Launching a statewide fight against trans discrimination from the inside of a church is a strategic move.

That strategy carries even more meaning when the church isn't located in Seattle, an urban enclave everyone already knows is rainbow-striped and proud of it. Instead, on April 28, more than a hundred people carrying "No on I-1515" signs packed the pews at the Renton First United Methodist Church. The message for supporters of a proposed ballot measure that would repeal protections for transgender people in bathrooms and locker rooms was clear: They are not the moral majority.

"We treat other people the way we want to be treated, even when somebody looks different, perhaps more important when someone looks different from us," Bishop Kirby Unti, of the Northwest Washington Synod, told the crowd.

Unti is one of several religious leaders, businesses, and advocates for survivors of sexual assault supporting Washington Won't Discriminate, the new coalition facing off against Just Want Privacy, the anti-LGBTQ group trying to police trans people's genitalia in gender-segregated bathrooms. Just Want Privacy's I-1515 would—if it gathers enough signatures to qualify for the ballot this fall—allow public and private organizations to keep transgender people out of the bathrooms that match their gender identities. The initiative would mandate that public school bathrooms and locker rooms be sex-segregated—and allow students to sue their schools if transgender kids use the gender-segregated spaces where they feel most comfortable.

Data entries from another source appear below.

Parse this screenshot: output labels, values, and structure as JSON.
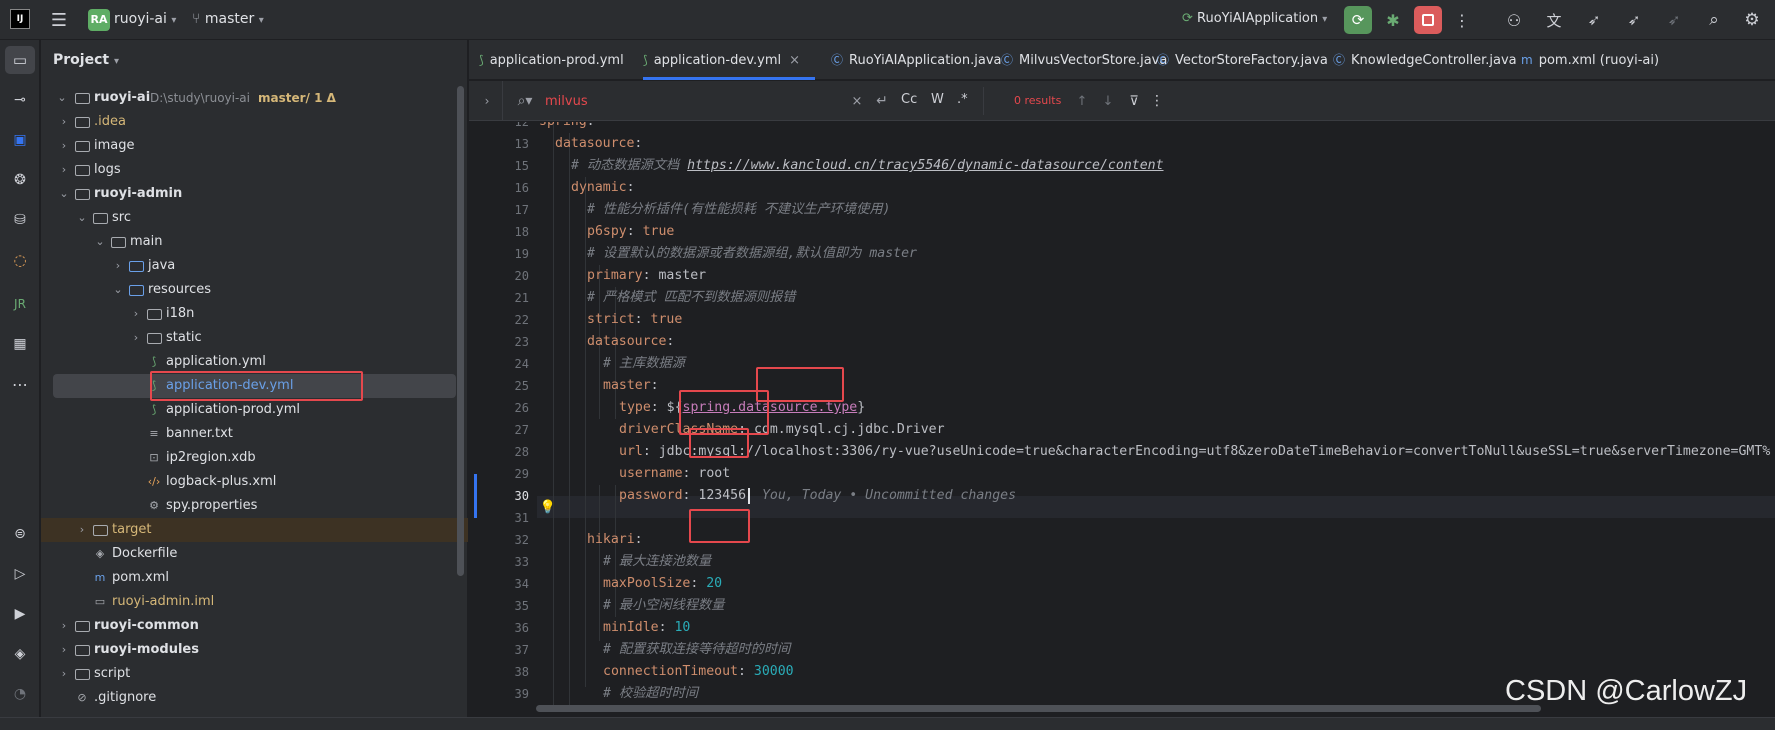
{
  "titlebar": {
    "project_badge": "RA",
    "project_name": "ruoyi-ai",
    "branch": "master",
    "run_config": "RuoYiAIApplication"
  },
  "project_panel": {
    "title": "Project",
    "root_name": "ruoyi-ai",
    "root_path": "D:\\study\\ruoyi-ai",
    "root_branch": "master/ 1 Δ",
    "items": [
      {
        "label": ".idea",
        "kind": "folder",
        "color": "#d5b778"
      },
      {
        "label": "image",
        "kind": "folder"
      },
      {
        "label": "logs",
        "kind": "folder"
      },
      {
        "label": "ruoyi-admin",
        "kind": "module"
      },
      {
        "label": "src",
        "kind": "folder"
      },
      {
        "label": "main",
        "kind": "folder"
      },
      {
        "label": "java",
        "kind": "folder"
      },
      {
        "label": "resources",
        "kind": "folder"
      },
      {
        "label": "i18n",
        "kind": "folder"
      },
      {
        "label": "static",
        "kind": "folder"
      },
      {
        "label": "application.yml",
        "kind": "yml"
      },
      {
        "label": "application-dev.yml",
        "kind": "yml",
        "selected": true
      },
      {
        "label": "application-prod.yml",
        "kind": "yml"
      },
      {
        "label": "banner.txt",
        "kind": "txt"
      },
      {
        "label": "ip2region.xdb",
        "kind": "bin"
      },
      {
        "label": "logback-plus.xml",
        "kind": "xml"
      },
      {
        "label": "spy.properties",
        "kind": "props"
      },
      {
        "label": "target",
        "kind": "folder",
        "color": "#d5b778"
      },
      {
        "label": "Dockerfile",
        "kind": "docker"
      },
      {
        "label": "pom.xml",
        "kind": "maven"
      },
      {
        "label": "ruoyi-admin.iml",
        "kind": "iml",
        "color": "#d5b778"
      },
      {
        "label": "ruoyi-common",
        "kind": "module"
      },
      {
        "label": "ruoyi-modules",
        "kind": "module"
      },
      {
        "label": "script",
        "kind": "folder"
      },
      {
        "label": ".gitignore",
        "kind": "ignore"
      }
    ]
  },
  "tabs": [
    {
      "label": "application-prod.yml"
    },
    {
      "label": "application-dev.yml",
      "active": true
    },
    {
      "label": "RuoYiAIApplication.java"
    },
    {
      "label": "MilvusVectorStore.java"
    },
    {
      "label": "VectorStoreFactory.java"
    },
    {
      "label": "KnowledgeController.java"
    },
    {
      "label": "pom.xml (ruoyi-ai)"
    }
  ],
  "search": {
    "query": "milvus",
    "opt_case": "Cc",
    "opt_word": "W",
    "opt_regex": ".*",
    "results": "0 results"
  },
  "code": {
    "line_numbers": [
      "12",
      "13",
      "15",
      "16",
      "17",
      "18",
      "19",
      "20",
      "21",
      "22",
      "23",
      "24",
      "25",
      "26",
      "27",
      "28",
      "29",
      "30",
      "31",
      "32",
      "33",
      "34",
      "35",
      "36",
      "37",
      "38",
      "39"
    ],
    "l12_key": "spring",
    "l13_key": "datasource",
    "l15_comment": "# 动态数据源文档 ",
    "l15_link": "https://www.kancloud.cn/tracy5546/dynamic-datasource/content",
    "l16_key": "dynamic",
    "l17_comment": "# 性能分析插件(有性能损耗 不建议生产环境使用)",
    "l18_key": "p6spy",
    "l18_val": "true",
    "l19_comment": "# 设置默认的数据源或者数据源组,默认值即为 master",
    "l20_key": "primary",
    "l20_val": "master",
    "l21_comment": "# 严格模式 匹配不到数据源则报错",
    "l22_key": "strict",
    "l22_val": "true",
    "l23_key": "datasource",
    "l24_comment": "# 主库数据源",
    "l25_key": "master",
    "l26_key": "type",
    "l26_pre": "${",
    "l26_ref": "spring.datasource.type",
    "l26_post": "}",
    "l27_key": "driverClassName",
    "l27_val": "com.mysql.cj.jdbc.Driver",
    "l28_key": "url",
    "l28_val": "jdbc:mysql://localhost:3306/ry-vue?useUnicode=true&characterEncoding=utf8&zeroDateTimeBehavior=convertToNull&useSSL=true&serverTimezone=GMT%",
    "l29_key": "username",
    "l29_val": "root",
    "l30_key": "password",
    "l30_val": "123456",
    "l30_blame": "You, Today • Uncommitted changes",
    "l32_key": "hikari",
    "l33_comment": "# 最大连接池数量",
    "l34_key": "maxPoolSize",
    "l34_val": "20",
    "l35_comment": "# 最小空闲线程数量",
    "l36_key": "minIdle",
    "l36_val": "10",
    "l37_comment": "# 配置获取连接等待超时的时间",
    "l38_key": "connectionTimeout",
    "l38_val": "30000",
    "l39_comment": "# 校验超时时间"
  },
  "watermark": "CSDN @CarlowZJ",
  "colors": {
    "accent": "#3574f0",
    "highlight_box": "#e5484d",
    "run_green": "#57965c",
    "stop_red": "#db5c5c"
  }
}
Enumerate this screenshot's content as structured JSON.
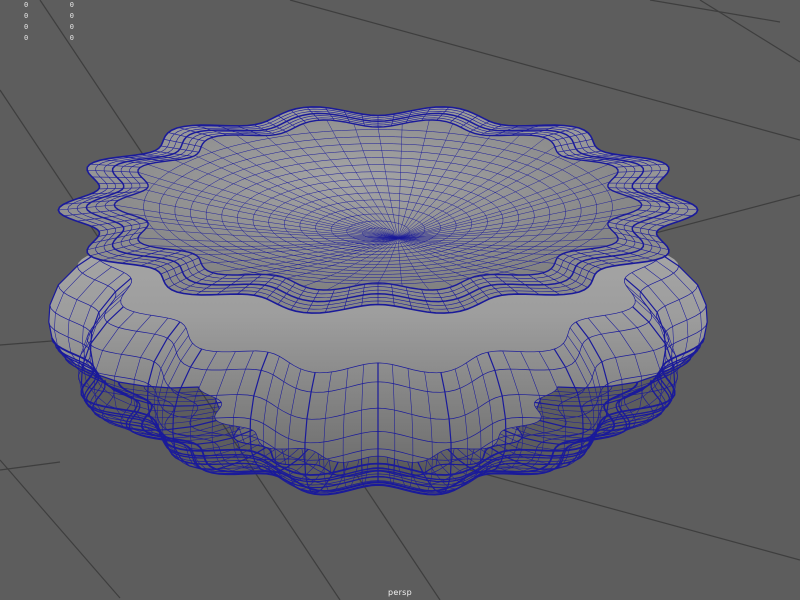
{
  "viewport": {
    "camera_label": "persp",
    "background_color": "#5d5d5d",
    "grid_color": "#3e3e3e",
    "wire_color": "#1a1a9a",
    "surface_color": "#9e9e9e"
  },
  "hud": {
    "rows": [
      {
        "a": "0",
        "b": "0"
      },
      {
        "a": "0",
        "b": "0"
      },
      {
        "a": "0",
        "b": "0"
      },
      {
        "a": "0",
        "b": "0"
      }
    ]
  },
  "scene": {
    "object": "flower-pouf-mesh",
    "petals": 14
  }
}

I-1515 is still collecting the 246,372 signatures it needs to qualify for the ballot. As of May 2, Just Want Privacy has raised just $26,993, largely in cash donations. Washington Won't Discriminate, on the other hand, has raised $36,861, though those funds represent in-kind donations of staff time, legal consulting fees, polling, and web development.

Washington Won't Discriminate already has some of the state's biggest corporate employers on its side. Google and Dow Chemical have both endorsed the effort. Microsoft, too. "Diversity and inclusion is a strength for our community," DeLee Shoemaker, Microsoft's senior director of state government affairs, said in an e-mailed statement. "As a major employer in Washington State, we oppose I-1515. It's bad for our employees, our community, and our economy."

Businesses aren't ignorant of the financial impact a policy like I-1515 could have on Washington, either. "Rolling back our antidiscrimination policies in Washington State, beside being the wrong thing to do morally, would be a disaster for business," Louise Chernin, president of the Greater Seattle Business Association, said. "States that have passed laws like I-1515 are now becoming a target of boycotts. Concerts have been canceled, and other businesses have pulled out their expansion, like Paypal [in North Carolina]."

A number of advocacy groups for survivors of sexual assault and women's health are also supporting Washington Won't Discriminate. Just Want Privacy has repeatedly made wild and false claims about the danger of transgender people using bathrooms with "little girls," as if trans people, or cis men pretending to be trans women, were an actual threat. They are not.

"Discriminating against transgender people does nothing to reduce the risk of sexual assault," Andrea Piper-Wentland, executive director of the Washington Coalition of Sexual Assault Programs, said at the launch of Washington Won't Discriminate.

Parents of transgender kids are well aware of the fact that trans people face some of the highest rates of violence—particularly sexual violence—in the country. Michael Peña, a science teacher at Everett's Mariner High School and father of a transgender teen, fears that I-1515 could put kids at even greater risk.

"We're talking about a subgroup of students that has dealt with oppression for so long, and ridicule and bullying, and all of these things," Peña told me at the Washington Won't Discriminate event. "To have this layered upon them again and then to be told, you know, you're not allowed to use the restroom of your gender is just another shot at these kids who need so much."

Luckily, Peña's 15-year-old son, Myles, says that his classmates are on his side. They think that lawmakers trying to force people like Myles to use the girls' restroom is ridiculous. "When I complain about wanting to go to the bathroom, but not wanting to walk all the way over to the nurse's bathroom, [my classmates] think it's pretty stupid and I should use whatever bathroom I want to," he said. "And the fact that people want to pass a bill that says I can't pee—they think that's pretty dumb."